Japan Geoscience Union Meeting 2019

Presentation information

[J] Oral

S (Solid Earth Sciences ) » S-GD Geodesy

[S-GD01] Gravity and Geoid

Tue. May 28, 2019 1:45 PM - 3:15 PM 303 (3F)

convener:Tokuro Kodama(Geospatial Information Authority of Japan), Daisuke Oka(Geological Survey of Hokkaido, Environmental and Geological Research Department, Local Independent Administrative Agency, Hokkaido Research Organization), Chairperson:Toshiyuki Tanaka, Takahito Kazama

2:30 PM - 2:45 PM

[SGD01-04] Capability of ICA Method for separating GIA and Ice Mass Signals in Antarctica

*SHI TIANYAN1, Yoichi Fukuda1 (1.Graduate School of Science, Kyoto University)

Keywords:GRACE, GIA, ICA

The Gravity Recovery and Climate Experiment (GRACE) mission provided global gravity change data with a spatial resolution of a few hundred kilometers and a temporal resolution of 30 days. The GRACE data revealed the total mass changes in Antarctica and contributed to Antarctic Ice Sheet (AIS) mass balance researches. However, there are large uncertainties in Glacial Isostatic Adjustment (GIA) effects, which should be removed from the GRACE data, for estimating the AIS mass balance. While many studies have been conducted for estimating or removing the GIA effects thus far, we try to use a statistical analysis method called Independent Component Analysis (ICA) and investigated its capability of separating GIA and AIS mass signals.

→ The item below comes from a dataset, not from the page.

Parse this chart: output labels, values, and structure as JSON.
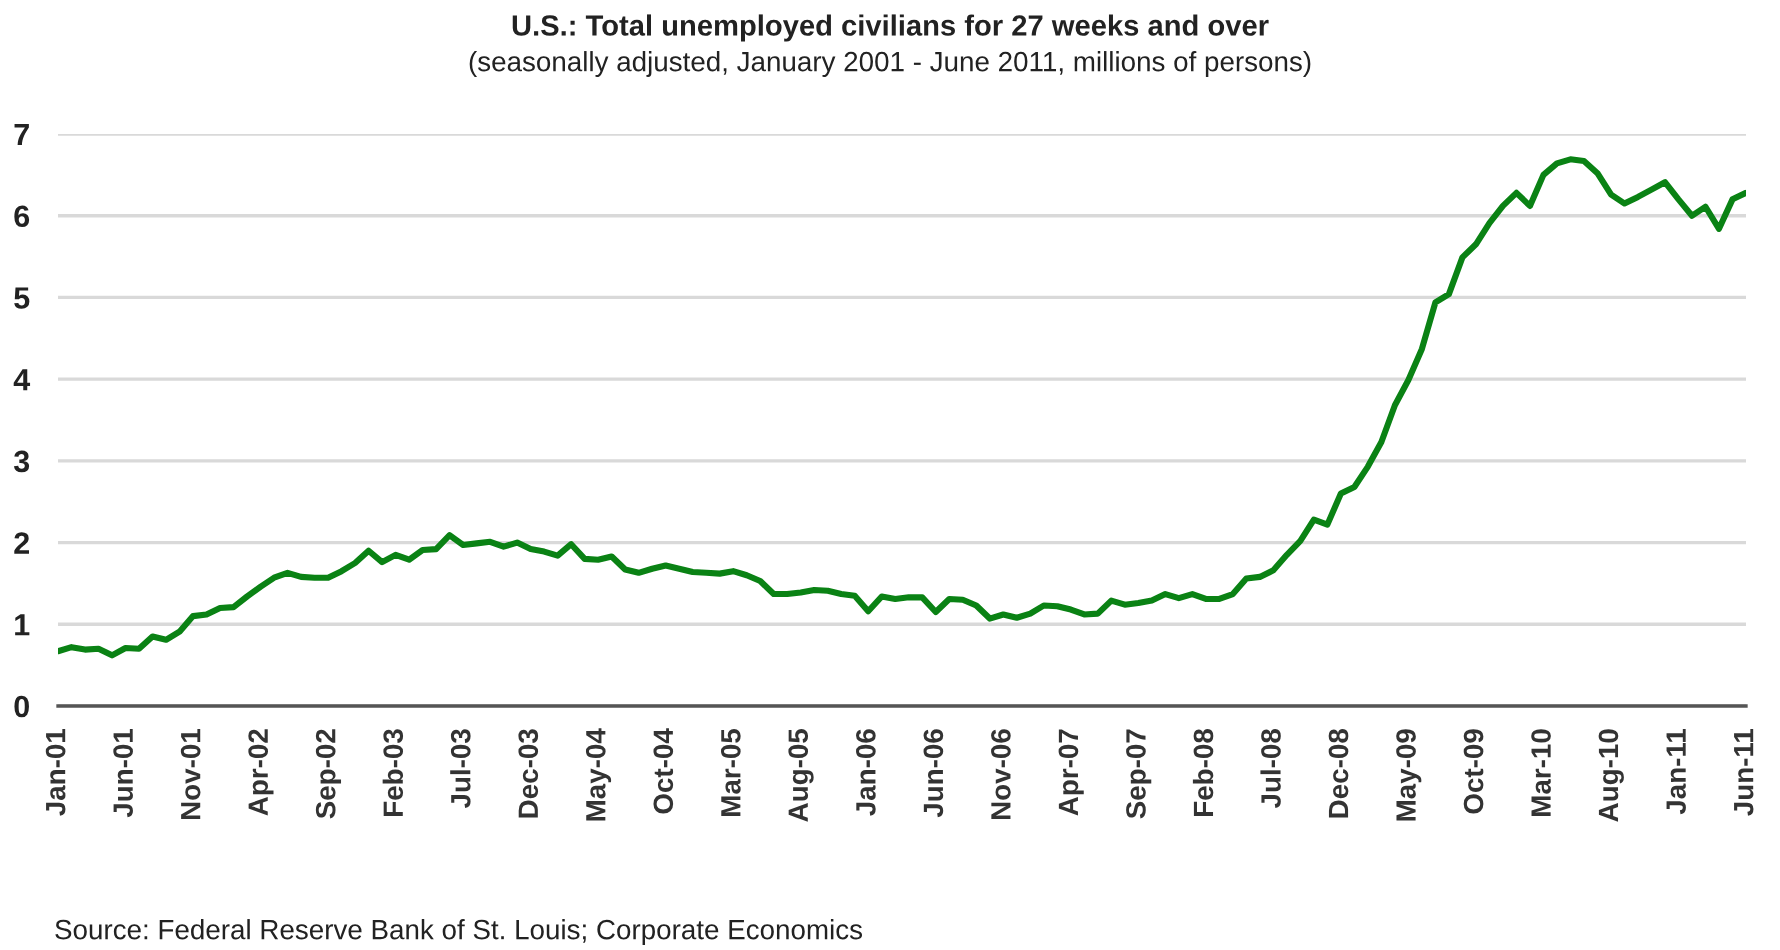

We primarily employed GRACE RL05 mascon data provided by NASA Jet Propulsion Laboratory (JPL) of all the GRACE available period from January 2002 to June 2017 with the spatial coverage of all Antarctica. And we used three ICA methods, namely, spatial ICA (sICA), temporal ICA (tICA), and spatio-temporal ICA (stICA), for testing the characteristics and/or the capabilities of the methods.

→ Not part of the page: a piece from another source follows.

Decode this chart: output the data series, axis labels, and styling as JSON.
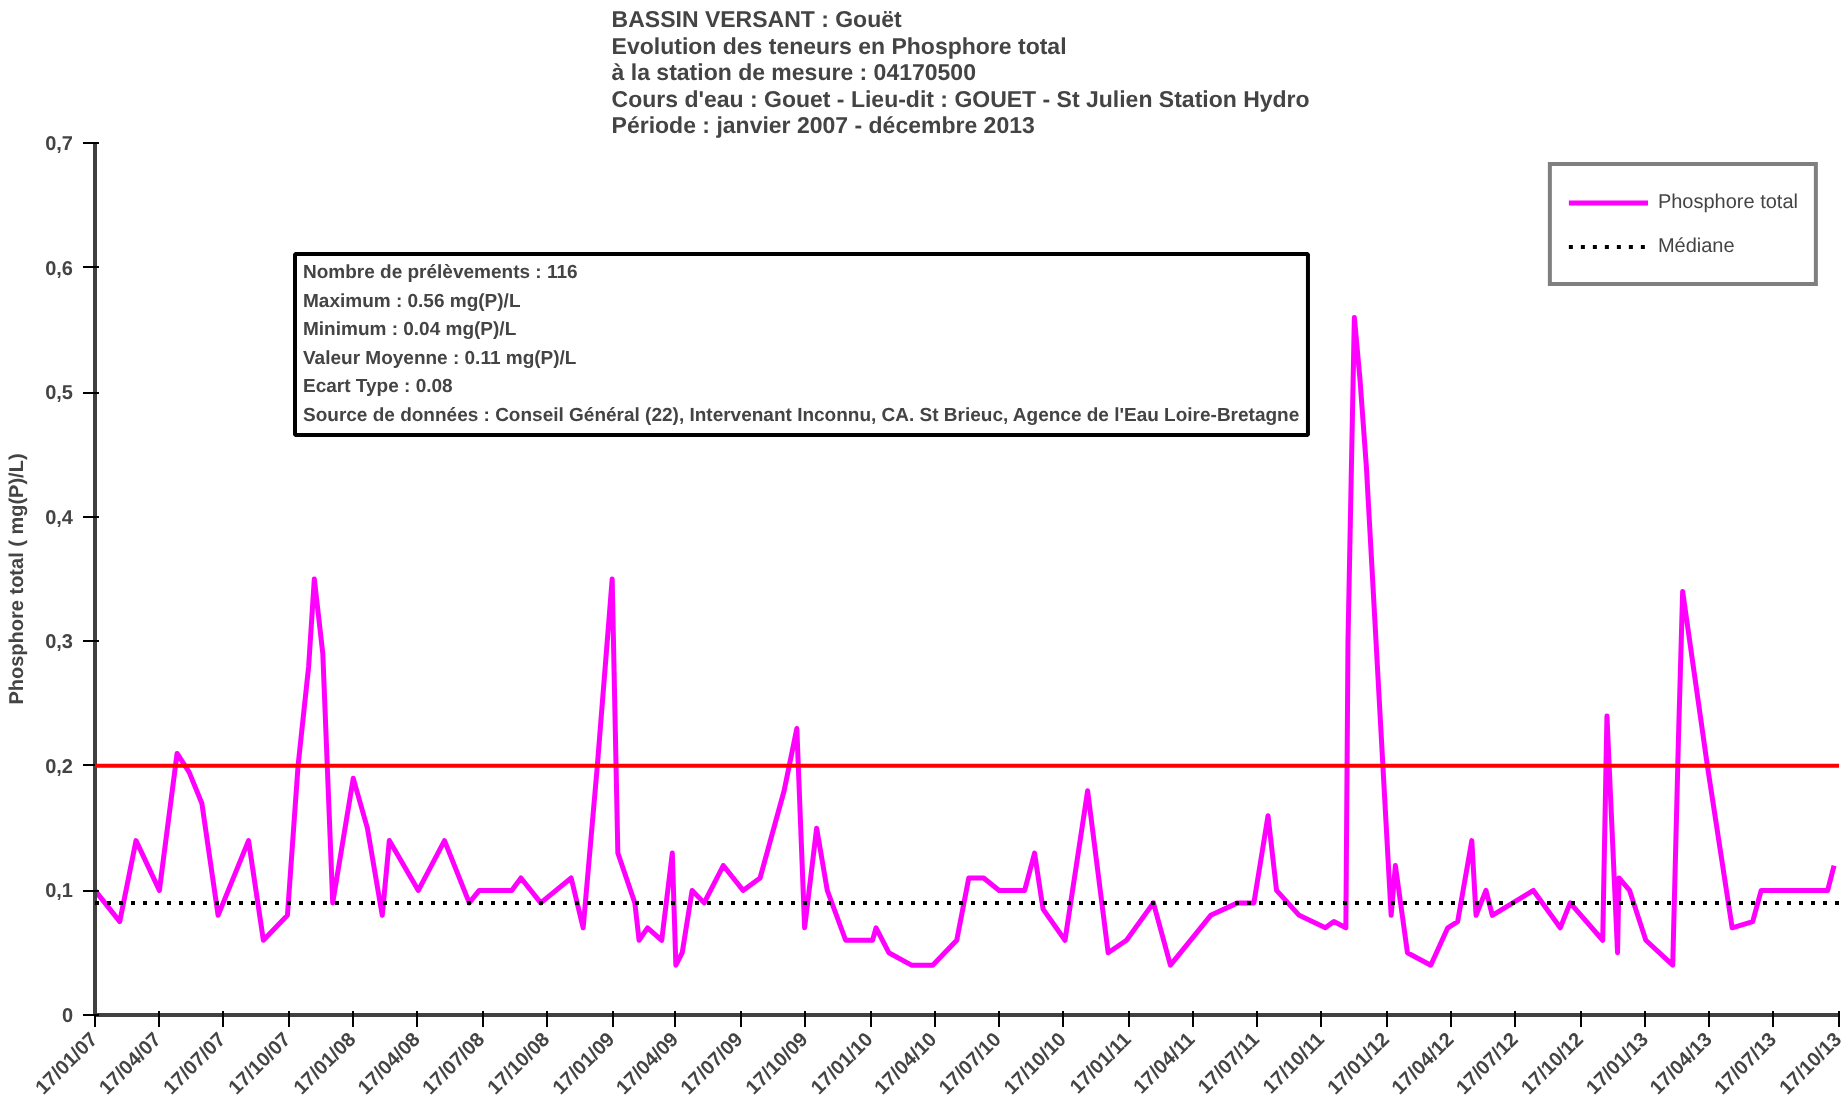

The results showed that the GIA like signal can be recovered successfully with sICA which separated GIA signals and AIS mass change signals into two statistical independent components. On the other hand, tICA decomposed the GIA signal into two independent components. This suggested that tICA could not solve the signals mixing problem completely. Nevertheless, tICA detected an extra anomaly snow-fall signal around 2010. This shows that tICA may have the potential to separate long-term trend signals with different time scales. The results of stICA suggested that its characteristics could be seen as a combination of the above two methods. Thus, an appropriate combination of the methods should be examined.

We also tested other datasets and revealed the different datasets and/or pre-processing of the datasets largely affected the obtained results. It is impossible to assess the validity of the results only using the GRACE data. Therefore, additional information should be necessary to validate and interpret the results.